Items of Interest: August 20

An Islamist militant attack in Burkina Faso, Angola’s foreign minister in Washington, and the Zambian president visiting India are actions from August 20 that may emerge to become significant factors impacting geomarket developments in Africa.

Angola: Foreign Minister Manuel Augusto traveled to Washington and met with U.S. Secretary of State Mike Pompeo.

Significance: Senior diplomatic visits from Africa to the U.S. are rare. The Angolan foreign minister received diplomatic support for the political and economic reforms initiated by the João Lourenço administration which, within the ruling Popular Movement for the Liberation of Angola (MPLA) are controversial because they confront the interests of the prior regime. Augusto also sought diplomatic support for a range of economic interests, to include normalizing corresponding bank functions that were suspended in 2016 because of concerns for money with ties to international terrorism being laundered through Angolan banks. Augusto also wants to ensure official support for oil and gas concessions that will be auctioned beginning in Houston in September. Lastly, the Trump administration supports Angola as an example of reformist leadership that Washington would like to see replicated among the country’s neighbors notably in the Democratic Republic of the Congo and in Zimbabwe. 

Burkina Faso: Twenty-four soldiers were killed, seven were wounded, and five are missing from an August 19 early dawn Islamist militant attack at Koutougou in the country’s northern Soum province.

Significance: The casualty count from and the repeated location of this attack stand it apart. Islamist militants in league with Al Qaeda in the Islamic Maghreb conduct a persistent tempo of operations throughout Burkina Faso, and while their target selection is principally (but not completely limited to) the nation’s security forces, casualty figures ordinarily number in the low single digits. Two attacks in the Koutougou area in two months also bear significance. The previous attack of June 9 at a nearby informal gold panning site combine to reveal a likely agenda to control artisanal gold mining as a means of income generation (alongside other forms of revenue such as foreign hostage taking and the trafficking of contraband).   

Zambia: President Edgar Lungu began a three-day visit to India. 

Significance: Among the agenda for Lungu’s visit to India is a meeting with Vedanta Resources’s chairman Anil Argawal who is seeking a favorable resolution to the Zambian government’s bid to dissolve the Konkola Copper Mines partnership, of which Vedanta Resources is the operator.

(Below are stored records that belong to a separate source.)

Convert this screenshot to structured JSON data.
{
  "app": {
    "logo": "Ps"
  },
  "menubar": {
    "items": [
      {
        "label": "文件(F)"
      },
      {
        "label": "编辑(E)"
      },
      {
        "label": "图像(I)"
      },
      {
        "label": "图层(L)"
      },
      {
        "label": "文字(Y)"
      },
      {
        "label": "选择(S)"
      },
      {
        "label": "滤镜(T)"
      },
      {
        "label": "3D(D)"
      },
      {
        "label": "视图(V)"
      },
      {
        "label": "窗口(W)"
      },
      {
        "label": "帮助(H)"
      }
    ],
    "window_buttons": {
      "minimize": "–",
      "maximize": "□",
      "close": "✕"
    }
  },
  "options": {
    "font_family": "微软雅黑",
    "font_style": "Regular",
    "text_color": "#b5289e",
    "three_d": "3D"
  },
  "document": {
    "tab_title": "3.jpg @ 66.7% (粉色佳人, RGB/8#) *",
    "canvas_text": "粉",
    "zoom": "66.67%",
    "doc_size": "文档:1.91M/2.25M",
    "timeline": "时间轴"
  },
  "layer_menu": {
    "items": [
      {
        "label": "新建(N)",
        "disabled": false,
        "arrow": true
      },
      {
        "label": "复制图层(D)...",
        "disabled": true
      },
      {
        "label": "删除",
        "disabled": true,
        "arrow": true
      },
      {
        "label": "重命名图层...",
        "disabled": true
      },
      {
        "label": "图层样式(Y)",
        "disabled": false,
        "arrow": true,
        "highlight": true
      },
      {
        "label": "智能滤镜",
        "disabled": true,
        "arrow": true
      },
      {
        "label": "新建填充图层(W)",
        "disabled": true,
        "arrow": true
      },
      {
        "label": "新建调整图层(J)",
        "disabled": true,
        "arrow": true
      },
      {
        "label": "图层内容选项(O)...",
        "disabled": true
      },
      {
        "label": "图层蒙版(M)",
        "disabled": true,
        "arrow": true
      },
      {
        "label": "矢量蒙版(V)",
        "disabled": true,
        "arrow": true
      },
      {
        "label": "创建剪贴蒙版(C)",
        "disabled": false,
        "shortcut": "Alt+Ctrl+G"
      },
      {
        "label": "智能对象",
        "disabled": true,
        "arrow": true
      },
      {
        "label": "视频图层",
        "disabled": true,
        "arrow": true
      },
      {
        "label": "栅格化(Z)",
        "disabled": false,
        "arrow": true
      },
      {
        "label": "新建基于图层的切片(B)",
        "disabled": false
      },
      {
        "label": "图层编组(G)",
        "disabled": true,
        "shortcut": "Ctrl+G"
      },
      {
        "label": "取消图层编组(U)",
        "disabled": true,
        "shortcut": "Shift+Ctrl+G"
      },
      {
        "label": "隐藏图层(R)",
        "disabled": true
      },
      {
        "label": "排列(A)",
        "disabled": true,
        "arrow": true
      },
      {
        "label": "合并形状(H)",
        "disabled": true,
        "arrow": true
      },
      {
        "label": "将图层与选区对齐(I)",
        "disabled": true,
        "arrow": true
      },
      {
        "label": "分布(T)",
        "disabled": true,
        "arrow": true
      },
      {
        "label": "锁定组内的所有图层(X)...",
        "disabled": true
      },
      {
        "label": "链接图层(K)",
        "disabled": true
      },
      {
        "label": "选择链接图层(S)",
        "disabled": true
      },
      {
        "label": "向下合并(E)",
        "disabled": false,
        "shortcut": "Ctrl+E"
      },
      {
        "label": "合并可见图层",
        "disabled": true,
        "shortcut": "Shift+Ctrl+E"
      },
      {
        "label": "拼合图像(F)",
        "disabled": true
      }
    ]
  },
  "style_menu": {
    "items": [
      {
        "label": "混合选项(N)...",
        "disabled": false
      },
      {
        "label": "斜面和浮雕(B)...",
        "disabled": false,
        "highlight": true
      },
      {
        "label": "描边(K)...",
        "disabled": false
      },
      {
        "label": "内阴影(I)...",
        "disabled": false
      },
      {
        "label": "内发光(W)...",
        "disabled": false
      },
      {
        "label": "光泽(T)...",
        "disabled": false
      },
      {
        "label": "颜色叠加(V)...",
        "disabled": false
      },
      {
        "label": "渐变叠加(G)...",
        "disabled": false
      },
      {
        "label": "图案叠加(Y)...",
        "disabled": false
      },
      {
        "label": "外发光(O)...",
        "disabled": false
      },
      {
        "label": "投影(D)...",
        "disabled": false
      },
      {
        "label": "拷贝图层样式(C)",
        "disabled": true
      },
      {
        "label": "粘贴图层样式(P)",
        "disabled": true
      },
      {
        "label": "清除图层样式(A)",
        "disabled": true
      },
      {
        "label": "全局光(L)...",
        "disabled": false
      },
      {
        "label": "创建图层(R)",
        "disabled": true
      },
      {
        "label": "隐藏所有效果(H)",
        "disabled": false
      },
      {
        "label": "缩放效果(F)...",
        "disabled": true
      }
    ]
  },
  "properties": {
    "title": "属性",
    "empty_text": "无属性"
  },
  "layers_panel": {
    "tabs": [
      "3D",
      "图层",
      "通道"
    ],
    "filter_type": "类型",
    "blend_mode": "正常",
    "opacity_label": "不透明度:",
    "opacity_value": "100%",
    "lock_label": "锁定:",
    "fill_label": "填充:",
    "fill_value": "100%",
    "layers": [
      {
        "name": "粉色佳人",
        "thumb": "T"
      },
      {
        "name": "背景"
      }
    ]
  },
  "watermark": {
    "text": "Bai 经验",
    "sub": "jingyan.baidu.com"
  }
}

Lungu has consistently defended his government’s legislative and regulatory actions, which Vedanta Resources and other foreign copper miners believe are adverse and cost prohibitive, as an assertion of the country’s economic interests taking prime of place. With an undeclared interest in running for reelection in 2021, Lungu will likely sustain a pro-Zambia nationalist posture during his meeting with Vedanta Resources, leaving compromise an action the foreign mining company will have to adhere to. 

Other items of note:

Democratic Republic of the Congo President Félix Tshisekedi received the Administrator of the United States Agency for International Development (USAID).

Mariano Nhongo Chissingue was elected the chairman of the Mozambique National Resistance military junta and disputes Ossufo Momade as the legitimate leader of the opposition party.

Nigerian President Muhammadu Buhari convened a presidential retreat for incoming members of his cabinet and senior government service. Ministers-designate will be sworn into office on August 21, roughly six months since the country’s presidential election was held. 

South African Energy and Mineral Resources Minister Gwede Mantashe stated that nuclear power generation is still under consideration as part of the country’s Integrated Resource Plan the government may approve in the coming weeks. 

Zimbabwe Republic Police patrolled in Gweru against Movement for Democratic Change demonstrations. The Zimbabwe Reserve Bank sold $60 million in treasury bills to domestic financial institutions.